«Mommy» très chère

Anne Dorval est puissante dans le rôle d’une mère déterminée à élever seule son fils violent.
Photo: Shayne Laverdière Anne Dorval est puissante dans le rôle d’une mère déterminée à élever seule son fils violent.

Xavier Dolan ne s’en est jamais caché : il aime parler de la mère, figure à la fois personnelle et universelle, intime et mythique. Dans le bien nommé J’ai tué ma mère, l’auteur contait, sur le ton de la confession exacerbée, le récit d’un fils qui s’émancipe.

Dans Mommy, les déchirements découlent cette fois du fait qu’une maman doit se résoudre à couper elle-même le proverbial cordon. En cela, le dernier film de Xavier Dolan constitue la contrepartie, voire l’antithèse, de son premier.

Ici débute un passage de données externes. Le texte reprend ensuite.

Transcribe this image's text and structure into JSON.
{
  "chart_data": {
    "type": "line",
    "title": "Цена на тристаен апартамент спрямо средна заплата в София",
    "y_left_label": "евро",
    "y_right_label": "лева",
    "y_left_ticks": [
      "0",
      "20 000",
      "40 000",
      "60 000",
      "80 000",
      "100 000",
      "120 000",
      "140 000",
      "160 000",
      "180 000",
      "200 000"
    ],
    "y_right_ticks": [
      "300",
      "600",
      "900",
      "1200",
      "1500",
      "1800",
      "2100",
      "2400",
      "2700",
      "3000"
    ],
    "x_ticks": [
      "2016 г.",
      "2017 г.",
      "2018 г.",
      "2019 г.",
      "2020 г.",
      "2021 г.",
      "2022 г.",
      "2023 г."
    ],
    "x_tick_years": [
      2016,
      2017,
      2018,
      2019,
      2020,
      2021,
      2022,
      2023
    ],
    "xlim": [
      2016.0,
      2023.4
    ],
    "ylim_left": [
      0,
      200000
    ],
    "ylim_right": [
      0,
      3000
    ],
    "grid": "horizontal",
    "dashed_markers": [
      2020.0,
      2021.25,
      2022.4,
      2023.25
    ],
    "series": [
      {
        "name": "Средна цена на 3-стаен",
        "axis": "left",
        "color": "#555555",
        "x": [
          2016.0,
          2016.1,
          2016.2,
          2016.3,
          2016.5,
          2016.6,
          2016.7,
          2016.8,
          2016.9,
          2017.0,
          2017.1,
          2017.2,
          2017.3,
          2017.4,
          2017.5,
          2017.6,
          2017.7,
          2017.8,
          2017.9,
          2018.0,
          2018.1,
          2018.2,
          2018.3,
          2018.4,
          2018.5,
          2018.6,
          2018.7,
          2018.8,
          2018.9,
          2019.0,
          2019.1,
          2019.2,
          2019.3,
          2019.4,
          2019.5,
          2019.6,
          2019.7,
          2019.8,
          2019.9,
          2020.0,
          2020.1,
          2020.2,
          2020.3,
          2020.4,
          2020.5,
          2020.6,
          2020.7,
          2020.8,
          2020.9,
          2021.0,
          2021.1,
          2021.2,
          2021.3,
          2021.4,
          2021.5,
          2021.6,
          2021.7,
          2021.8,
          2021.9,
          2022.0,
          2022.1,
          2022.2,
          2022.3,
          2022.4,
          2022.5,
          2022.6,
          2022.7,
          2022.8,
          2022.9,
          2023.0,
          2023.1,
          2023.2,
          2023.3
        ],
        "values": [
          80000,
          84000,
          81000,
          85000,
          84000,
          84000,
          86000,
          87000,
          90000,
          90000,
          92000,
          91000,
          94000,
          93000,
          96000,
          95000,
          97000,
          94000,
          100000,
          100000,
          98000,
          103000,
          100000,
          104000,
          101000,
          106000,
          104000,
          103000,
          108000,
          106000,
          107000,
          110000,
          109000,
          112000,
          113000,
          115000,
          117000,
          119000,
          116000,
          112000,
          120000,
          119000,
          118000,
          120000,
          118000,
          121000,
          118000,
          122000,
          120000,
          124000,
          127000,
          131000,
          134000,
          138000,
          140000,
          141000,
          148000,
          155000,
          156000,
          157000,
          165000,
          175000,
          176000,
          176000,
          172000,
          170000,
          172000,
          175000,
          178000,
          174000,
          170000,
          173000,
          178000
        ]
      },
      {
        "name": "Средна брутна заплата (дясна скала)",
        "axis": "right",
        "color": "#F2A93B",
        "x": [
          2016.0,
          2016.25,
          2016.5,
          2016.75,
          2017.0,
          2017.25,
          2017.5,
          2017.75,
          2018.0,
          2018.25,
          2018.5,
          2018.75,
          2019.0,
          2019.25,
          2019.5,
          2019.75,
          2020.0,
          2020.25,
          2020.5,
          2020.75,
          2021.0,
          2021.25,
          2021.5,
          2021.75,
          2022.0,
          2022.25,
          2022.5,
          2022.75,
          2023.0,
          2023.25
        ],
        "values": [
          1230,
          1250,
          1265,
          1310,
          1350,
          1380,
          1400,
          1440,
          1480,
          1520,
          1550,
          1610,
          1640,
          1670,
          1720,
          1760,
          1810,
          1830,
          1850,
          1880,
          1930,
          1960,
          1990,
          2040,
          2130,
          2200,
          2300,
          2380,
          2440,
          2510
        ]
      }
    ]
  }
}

« Les mamans, ça pardonne toujours ; c’est venu au monde pour ça », écrivit un jour Alexandre Dumas. On n’a pas passé dix minutes avec Diane, l’héroïne de Mommy, que l’on se dit : combien justes, ces mots-là. Diane, D.I.E. pour les intimes, vit à Longueuil avec son fils Steve, un adolescent affligé de troubles multiples du comportement. Impulsif, violent, mais aussi généreux et aimant, Steve en fait voir de toutes les couleurs à sa mère, qui, en vertu d’une disposition légale récemment entérinée, pourrait le confier aux soins de l’État sans plus y penser. De toutes parts, on l’y encourage, mais justement, cette mère courage là ne l’entend pas de cette oreille.

Merveilleux personnage que cette Mamma Longueuil, dont la force de caractère peu commune n’a d’égale que la gouaille. Laquelle fournit à Xavier Dolan moult occasions de dialogues mémorables et… imagés.

Sur le plan de la mise en scène, l’auteur semble s’être littéralement branché sur ses personnages. La réalisation énergique, fébrile, est à leur diapason, à l’instar de la direction photo, d’ailleurs. Avec son complice André Turpin (qui a fait merveille sur Tom àla ferme), Xavier Dolan a en effet opté pour une palette chromatique à dominance de couleurs primaires très vives (bleu, rouge, jaune) qui collent au côté simultanément beau et brut de Diane et Steve. De la même manière, le format carré retenu pour l’image, loin de relever de la coquetterie, permet au spectateur de plonger de plain-pied dans une relation mère-fils de plus en plus étouffante.

C’est parfois tonitruant, parfois excessif ; ce ne le serait pas que cette adéquation évoquée entre le fond et la forme ne fonctionnerait pas. C’est surtout vivifiant, et enthousiasmant, et bouleversant. Car l’émotion est au rendez-vous, probablement plus encore qu’auparavant.

De formidables acteurs

Ce qu’elle est puissante, Anne Dorval ! Antoine Olivier Pilon et Suzanne Clément sont formidables aussi dans des registres opposés, lui torrent furieux, elle eau dormante.

Sans doute le charme impétueux de Mommy n’opérera-t-il pas sur les cinéphiles récalcitrants à la manière Dolan, dont la maîtrise flamboyante est vouée, par définition, à ne jamais faire consensus. Ce qui n’est probablement pas plus mal. Les autres spectateurs s’abandonneront pour leur part avec un bonheur renouvelé à cette nouvelle proposition qui charrie dans son sillage bouillonnant le souvenir heureux d’une autre.

Au final, Xavier Dolan n’aura ainsi tué sa mère que pour mieux la ressusciter, ce dont on lui sait gré. À l’instar de la précédente, cette Mommy-là, on l’a d’ores et déjà adoptée.

Mommy

★★★★

Scénario, réalisation, montage : Xavier Dolan. Avec Anne Dorval, Antoine Olivier Pilon, Suzanne Clément, Patrick Huard, Alexandre Goyette. Image : André Turpin. Musique : Noia. Québec, 2014, 134 minutes.